Newspapers sign restrictive media charter with Sudan's NISS
Newspaper editors signed a restrictive media charter at the National Assembly on Thursday. The charter stipulates that no material or news about the Sudanese regular forces is to be published without indication of a spokesman.
A number of editors-in-chief of Sudanese newspapers signed the Charter of Honour at the headquarters of the National Assembly, in the presence of the speaker, the prime minister, the attorney-general and the director of the National Intelligence and Security Services (NISS).
The charter contains articles stipulating that no material or news about the regular forces, their plans, activities and movements shall be published, except if they come from the spokesman of the specific force. The published facts shall not be distorted, truncated or fabricated and ought to be non-biased to racist, fanatical or insulting calls to religions and beliefs.
The NISS director, Salah Abdallah (also known as Salah Gosh), stressed the importance of the mechanism to confiscate newspapers in the events they cross the line, in his speech prior to the signing ceremony. “We will give the mechanism the opportunity to maintain national security, but we will not hesitate to do our part in the event the mechanism fails.”
He accused foreign embassies such as Saudi Arabia and the European Union of trying to recruit journalists by inviting them. He threatened to sue the newspapers and journalists in the event they “threaten the security service”.
Outcome of editors' committee
Abdallah said that the NISS will continue to monitor the work of the committee. In August, he and the editors of the newspapers agreed to form a committee to deliberate on the so-called red lines for Sudanese media.
New confiscations of newspapers would be temporarily suspended while the work of the committee was pending but have continued in the past months nonetheless.
Iman Osman, the editor-in-chief of El Midan newspaper, rejected the Charter of Honour signed yesterday, and called on the journalists to stand against it. “The charter is a new attack on press freedom in order to stop certain newspapers and certain journalists,” she told Radio Dabanga
“A genuine press charter of honour should be prepared by journalists with the aim of protecting the press.

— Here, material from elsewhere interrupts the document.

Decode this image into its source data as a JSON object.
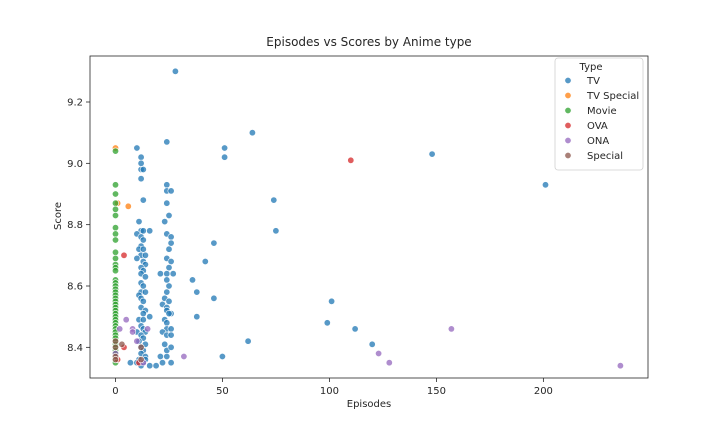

I am surprised by the participation of the security apparatus in preparing the charter, not informing journalists about it and sending it to the editors only.”
Faisal El Bagir, who is the coordinator of the Journalists Association for Human Rights (JAHR), added that the charter has been prepared, revised, reviewed and signed by journalists without interference from others.
JAHR has called on journalists to stand together against the charter before the local judiciary and then move to regional and international mechanisms in the event of unfair ruling against the press.